Mahmoud and tens of thousands of other children are about to welcome a new school year, due to start in two weeks, but the majority of UNRWA schools in Gaza are crowded with displaced persons.

“Once there is a lasting ceasefire in the region, we plan to start the school year as regularly as every year,” Adnan Abu Hasna, the UNRWA spokesperson in Gaza, told The Electronic Intifada.

“Only a few thousand families will remain sheltered in a number of our schools. However, if the war situation persists, we will have to keep the status quo as it is. Normally, during time of war, children will not be able to go to schools,” Abu Hasna said.

He added that UNRWA began on Monday large-scale food aid distribution across the entire Gaza Strip. Ration offices began delivering emergency food aid packages including 30 kilograms of flour and 10 kilograms of rice to every household in Gaza, whether or not they were registered as refugees.

Asked about the services UNRWA provides for people sheltering in its schools, Abu Hasna said that the agency provides meals, blankets, electricity, potable water and activity programs for children.

“I have no problem staying here for the rest of my life, until the people’s demands are met,” Hussam al-Harazin said, despite his complaints about the poor conditions.

“What we are demanding is very legitimate and basic: to live in dignity.

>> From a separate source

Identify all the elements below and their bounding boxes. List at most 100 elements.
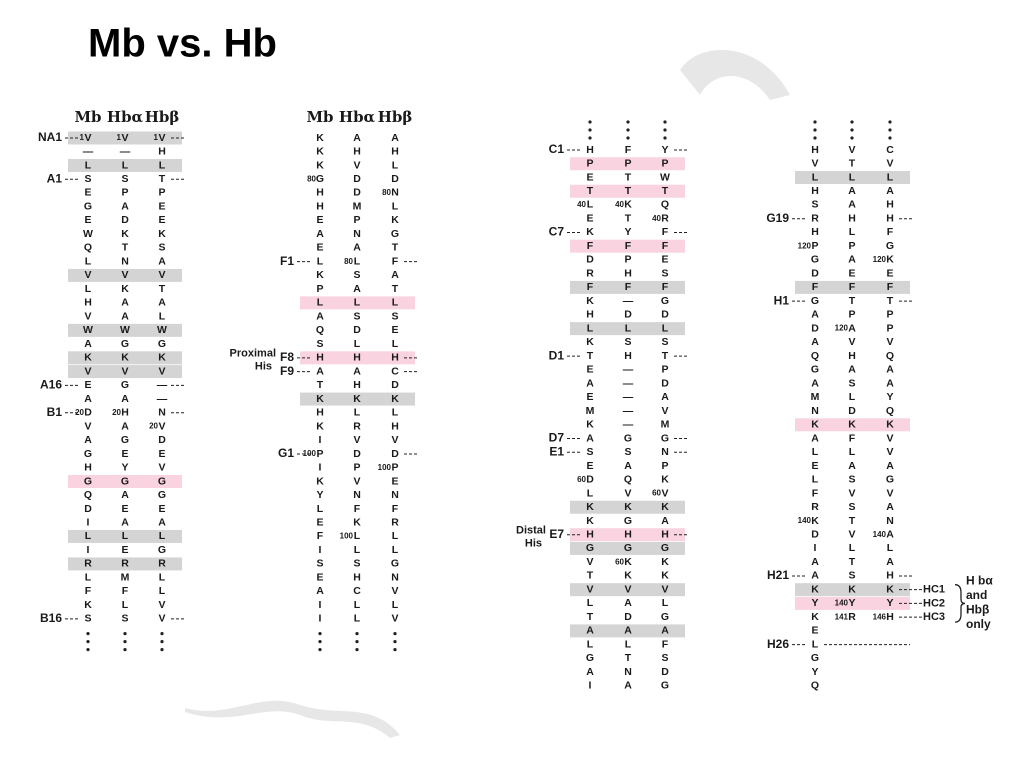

Enough is enough, and we are not ready to face another war, though that may come in in the near future if the status quo of siege continues.”

For now, the lives of everyone in the al-Bahrain school are on hold as they wait to see if the ongoing talks will produce a ceasefire that allows them to start rebuilding their lives.

Rami Almeghari is a journalist and university lecturer based in the Gaza Strip.